Continuation of the front page (56) References JP-A-48-2202 (JP, A) JP-A-63-289291 (JP, A) Fully open 48-91503 (JP, U) Fully open Showa 56-90496 (JP , U) Shokai 57-10496 (JP, U) Shohei 2-77318 (JP, U) (58) Fields investigated (Int. Cl. ⁷ , DB name) F04D 13/02 F04D 7/04

Claims (2)

(57) [Claims] 1. A casing, a rotating body rotatably provided in the casing for sending a fluid, and provided with a plurality of permanent magnets, and the plurality of permanent magnets of the rotating body via the casing.

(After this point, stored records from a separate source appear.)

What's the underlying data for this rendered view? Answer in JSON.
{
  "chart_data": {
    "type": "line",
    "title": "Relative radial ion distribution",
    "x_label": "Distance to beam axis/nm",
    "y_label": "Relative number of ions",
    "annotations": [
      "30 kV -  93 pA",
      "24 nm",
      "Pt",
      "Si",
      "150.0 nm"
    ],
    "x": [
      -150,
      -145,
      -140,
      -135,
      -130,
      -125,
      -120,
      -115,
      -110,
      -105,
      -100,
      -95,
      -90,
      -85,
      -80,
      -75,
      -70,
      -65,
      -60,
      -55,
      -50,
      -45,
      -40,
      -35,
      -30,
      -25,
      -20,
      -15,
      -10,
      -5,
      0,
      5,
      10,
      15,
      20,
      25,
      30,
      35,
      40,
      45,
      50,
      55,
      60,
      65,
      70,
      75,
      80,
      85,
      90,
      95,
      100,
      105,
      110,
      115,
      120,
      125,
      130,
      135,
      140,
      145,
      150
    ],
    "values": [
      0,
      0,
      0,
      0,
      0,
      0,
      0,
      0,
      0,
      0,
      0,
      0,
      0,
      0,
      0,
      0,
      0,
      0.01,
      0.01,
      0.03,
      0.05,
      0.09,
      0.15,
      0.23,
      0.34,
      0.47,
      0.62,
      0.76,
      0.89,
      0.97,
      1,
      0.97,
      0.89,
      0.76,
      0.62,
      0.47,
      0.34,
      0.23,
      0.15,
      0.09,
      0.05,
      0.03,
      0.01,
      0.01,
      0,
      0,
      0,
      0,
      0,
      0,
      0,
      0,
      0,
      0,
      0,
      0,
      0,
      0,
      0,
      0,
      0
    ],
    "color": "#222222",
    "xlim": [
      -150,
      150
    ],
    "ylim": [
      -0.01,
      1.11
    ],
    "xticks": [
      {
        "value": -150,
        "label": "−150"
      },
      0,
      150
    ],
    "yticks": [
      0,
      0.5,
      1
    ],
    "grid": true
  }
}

A rotation driving means for providing a rotating force to the rotating body by a magnetic coupling with the permanent magnet of the rotating body, a magnetic member disposed on an end surface of the rotating body, And a controllable magnetic bearing, comprising: an electromagnet attached to the casing so as to face a member, wherein the rotating body is provided on one surface of the rotating body by the rotation driving means. A magnetic force acting on the rotating body, and a magnetic force applied to the other surface of the rotating body by the controlled magnetic bearing, supported in a non-contact manner from the casing in a balanced state; Rotating body, characterized in that it comprises a ring-shaped member in which the plurality of permanent magnets is provided, and an axial member provided extending around said ring-shaped member in the axial direction, a turbo pump. 2. The turbo pump according to claim 1, wherein said axial member is a stirring member for applying a centrifugal force to a fluid.